Aus einem Reklamationsschreiben:

Sehr geehrte Damen und Herren,

zunächst die Feststellung, dass hier generell eine grosse Zufriedenheit mit den Leistungen von -Name des Versandhändlers- besteht.

Als es bei der Bestellung einer ‘HERSTELLER-NAME’-Kamera zu einem Problem kam (die Kamera war unbemerkt vom System anderweitig schon vergriffen), wurden wir von einer sehr freundlichen Dame aus -Name des Ortes- angerufen.

Nach längerer Verhandlung kam es zu der Bestellung einer ‘HERSTELLER-NAME’-Kamera XXX-Y00Y. Die wurde auch prompt geliefert.

Vorweg zur Reklamation:
Wir hier (also nicht nur ich allein) schätzen die Japaner und auch Produkte aus Japan.

Nach einem Hinweis anderer Nutzer von ‘HERSTELLER-NAME’-Kameras mussten wir nun zu unserer Überraschung feststellen, dass die gelieferte Kamera "Made in China" ist. Dieser Hinweis ist auf der Kamera für uns nur mit der Lupe lesbar unten auf dem Batteriefach-Deckel angebracht. Auf dem Karton selbst ist dieser Hinweis sehr unauffällig und in sehr kleiner Schrift über der Anschrift von ‘HERSTELLER-NAME’ in JAPAN angebracht.

Es bestand bis zum Hinweis von dritter Seite für uns kein Grund, bei der gelieferten Kamera am Produktionsstandort JAPAN zu zweifeln, weshalb wir zunächst auch nicht nach einem entsprechenden Hinweis suchten.

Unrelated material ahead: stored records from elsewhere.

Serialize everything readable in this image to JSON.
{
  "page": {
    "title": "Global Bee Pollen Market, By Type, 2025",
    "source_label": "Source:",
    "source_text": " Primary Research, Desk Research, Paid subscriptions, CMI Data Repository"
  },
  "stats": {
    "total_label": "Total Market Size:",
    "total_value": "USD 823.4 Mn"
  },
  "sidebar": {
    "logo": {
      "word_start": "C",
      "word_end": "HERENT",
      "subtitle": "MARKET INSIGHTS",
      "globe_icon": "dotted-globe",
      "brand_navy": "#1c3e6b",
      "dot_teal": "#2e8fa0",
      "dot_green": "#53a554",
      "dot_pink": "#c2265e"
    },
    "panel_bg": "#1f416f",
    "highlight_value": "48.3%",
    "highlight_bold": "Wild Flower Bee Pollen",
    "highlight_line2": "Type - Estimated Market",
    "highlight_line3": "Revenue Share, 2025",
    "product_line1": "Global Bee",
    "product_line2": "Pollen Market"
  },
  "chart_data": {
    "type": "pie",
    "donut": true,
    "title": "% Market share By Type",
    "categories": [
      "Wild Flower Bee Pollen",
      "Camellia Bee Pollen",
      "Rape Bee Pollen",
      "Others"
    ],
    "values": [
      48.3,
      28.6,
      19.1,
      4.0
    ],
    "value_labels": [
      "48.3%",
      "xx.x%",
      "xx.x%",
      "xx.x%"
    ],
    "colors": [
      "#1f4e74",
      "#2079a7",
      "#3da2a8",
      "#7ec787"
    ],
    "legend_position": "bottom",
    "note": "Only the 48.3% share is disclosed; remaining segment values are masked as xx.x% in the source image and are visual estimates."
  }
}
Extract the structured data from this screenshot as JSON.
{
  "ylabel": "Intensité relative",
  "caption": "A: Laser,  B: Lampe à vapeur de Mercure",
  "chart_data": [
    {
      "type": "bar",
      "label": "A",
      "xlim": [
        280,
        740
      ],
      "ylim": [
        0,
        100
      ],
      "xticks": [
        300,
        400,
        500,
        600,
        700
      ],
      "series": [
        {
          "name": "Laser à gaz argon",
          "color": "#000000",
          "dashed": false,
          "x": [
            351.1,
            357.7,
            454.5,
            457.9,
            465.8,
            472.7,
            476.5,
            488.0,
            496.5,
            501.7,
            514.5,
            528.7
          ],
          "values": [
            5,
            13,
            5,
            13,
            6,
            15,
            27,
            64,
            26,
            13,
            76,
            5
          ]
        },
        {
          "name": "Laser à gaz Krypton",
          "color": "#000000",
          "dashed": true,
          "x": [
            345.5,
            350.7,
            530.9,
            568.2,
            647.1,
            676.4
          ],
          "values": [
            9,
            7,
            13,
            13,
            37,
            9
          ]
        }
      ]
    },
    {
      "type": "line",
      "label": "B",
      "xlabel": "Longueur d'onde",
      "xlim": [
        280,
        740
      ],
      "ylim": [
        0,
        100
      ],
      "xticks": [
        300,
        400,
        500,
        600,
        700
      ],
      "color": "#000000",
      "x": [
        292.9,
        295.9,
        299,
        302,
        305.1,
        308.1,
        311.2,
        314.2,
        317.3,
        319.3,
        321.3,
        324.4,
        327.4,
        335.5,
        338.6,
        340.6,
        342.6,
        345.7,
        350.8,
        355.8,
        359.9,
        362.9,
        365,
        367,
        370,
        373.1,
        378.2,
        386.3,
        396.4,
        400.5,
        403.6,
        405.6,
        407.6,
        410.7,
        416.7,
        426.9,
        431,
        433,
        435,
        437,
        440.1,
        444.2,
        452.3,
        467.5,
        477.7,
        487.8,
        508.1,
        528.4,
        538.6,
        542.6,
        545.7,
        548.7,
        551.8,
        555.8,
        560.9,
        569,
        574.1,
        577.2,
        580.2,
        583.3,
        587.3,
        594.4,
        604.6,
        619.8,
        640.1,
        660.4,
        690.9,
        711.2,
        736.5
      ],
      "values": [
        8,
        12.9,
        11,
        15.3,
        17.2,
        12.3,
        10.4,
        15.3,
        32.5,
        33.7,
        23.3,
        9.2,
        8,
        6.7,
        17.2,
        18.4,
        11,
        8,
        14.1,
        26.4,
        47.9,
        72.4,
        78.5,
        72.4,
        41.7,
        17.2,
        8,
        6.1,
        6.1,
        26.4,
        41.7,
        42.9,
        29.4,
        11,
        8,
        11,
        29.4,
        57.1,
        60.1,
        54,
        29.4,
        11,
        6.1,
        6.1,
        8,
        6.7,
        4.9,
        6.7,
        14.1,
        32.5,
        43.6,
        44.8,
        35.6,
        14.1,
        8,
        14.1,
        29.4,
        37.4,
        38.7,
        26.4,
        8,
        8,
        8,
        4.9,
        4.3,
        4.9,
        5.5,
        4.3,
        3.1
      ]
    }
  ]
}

Der Erwerb und Besitz einer Kamera aus China als Produktionsort ist für uns aber völlig unzumutbar. Wo auch immer möglich (deshalb benutzen wir auch kein iPAD von Apple!) vermeiden wir der Erwerb von Produkten aus China.

Nun produziert ‘HERSTELLER-NAME’ Kameras der ABC-Reihe auch in JAPAN.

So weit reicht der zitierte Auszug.